Britain was relatively unaffected by the wars that blighted Europe for more than two decades from 1792, allowing London to assume an unrivalled position as the mercantile centre of a growing empire. However, with more than 100,000 inhabitants crammed into the square mile, the vast majority of Londoners reaped scant reward from the City’s wealth and the reality of daily life was dark, dirty and noisome in the warrens of tenements in the poorer quarters.
A great change came with the building of the railways in the mid-19th century. Together with other improvements in transport and increasingly affordable fares, the railways stimulated a suburban building boom that allowed an exodus of residents.
The destruction wreaked in the Second World War resulted in the clearance of the most of the surviving dwellings and workshops, although the subsequent construction of the Barbican brought the return of a residential and cultural aspect.
From the late 1980s the regeneration of Docklands posed the most serious threat to the City’s vitality since the Romans left. The Corporation of London reacted by relaxing some of its strict planning controls, improving streetscapes and embarking on a worldwide promotional drive. Despite the loss of some major corporations, construction of new floorspace recovered – most visibly in the form of 30 St Mary Axe, better known as the Gherkin – and the City’s daytime population remains massive (at least in normal times); more than a quarter of a million people commuted here every day in 2019.
Boundary changes in 1994 increased the City’s area to 779 acres and added more than 30 per cent to its population – mainly from the Golden Lane and Mansell Street housing estates.
The City experienced a surge in the creation of residential units in the late 1990s, rising from almost none in 1994 to nearly 500 in 1999, split almost equally between new buildings and office-to-flat conversions. In the early years of the 21st century the craze faded, especially for conversions. However, the construction of office towers continued apace, interrupted only briefly by the financial crisis of 2007–8. The towers are mostly concentrated along and around Bishopsgate. The tallest of these is the recently completed 22 Bishopsgate.
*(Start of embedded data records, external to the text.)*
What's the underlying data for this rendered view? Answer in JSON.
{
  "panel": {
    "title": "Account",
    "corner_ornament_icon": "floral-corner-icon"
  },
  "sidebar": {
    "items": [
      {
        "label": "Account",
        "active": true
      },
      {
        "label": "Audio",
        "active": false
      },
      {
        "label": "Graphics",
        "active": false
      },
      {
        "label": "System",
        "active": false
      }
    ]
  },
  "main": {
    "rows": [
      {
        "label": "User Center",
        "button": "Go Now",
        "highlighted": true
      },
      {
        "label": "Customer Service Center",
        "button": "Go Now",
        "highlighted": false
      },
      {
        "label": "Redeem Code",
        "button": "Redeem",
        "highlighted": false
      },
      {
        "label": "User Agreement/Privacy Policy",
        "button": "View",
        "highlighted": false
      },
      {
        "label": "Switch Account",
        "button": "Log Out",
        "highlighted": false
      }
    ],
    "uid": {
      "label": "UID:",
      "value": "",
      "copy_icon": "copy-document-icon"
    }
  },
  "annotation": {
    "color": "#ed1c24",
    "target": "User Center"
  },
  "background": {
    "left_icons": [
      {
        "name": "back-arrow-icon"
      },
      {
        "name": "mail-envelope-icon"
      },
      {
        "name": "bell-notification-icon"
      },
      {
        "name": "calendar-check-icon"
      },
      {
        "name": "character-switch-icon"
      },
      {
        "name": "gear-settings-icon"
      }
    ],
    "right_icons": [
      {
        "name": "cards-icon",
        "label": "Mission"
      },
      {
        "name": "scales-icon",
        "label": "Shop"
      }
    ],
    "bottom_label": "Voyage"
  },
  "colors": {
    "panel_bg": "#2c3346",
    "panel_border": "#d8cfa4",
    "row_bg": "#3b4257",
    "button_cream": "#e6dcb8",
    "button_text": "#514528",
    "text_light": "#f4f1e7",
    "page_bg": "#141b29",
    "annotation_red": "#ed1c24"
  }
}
Farther south (on the far right in the photo above), the 38-storey ‘Walkie-Talkie’ (20 Fenchurch Street) has a publicly accessible viewing area, the Sky Garden.
The City of London Corporation’s planning and transport committee has granted approval for yet another tower, a 73-storey skyscraper formally called 1 Undershaft and nicknamed the Trellis, which will be second tallest building in western Europe after the Shard – if it gets built. Like the Walkie Talkie, it will include a free public viewing gallery.
Following the covid-19 pandemic, it seems almost certain that construction of new skyscrapers will cease for a while, as developers assess the consequences of the shift to working from home, which is likely to become permanent for a proportion of office workers, at least for two or three days a week. It’s possible that the City of London will never again be quite the same place as it was before 2020.
The City’s demographic profile is radically different from that of any other local authority in London. Sixty per cent of residents are qualified to degree level or higher and a similar proportion of households have only one occupant. The proportion of residents aged under 19 is less than half the national average.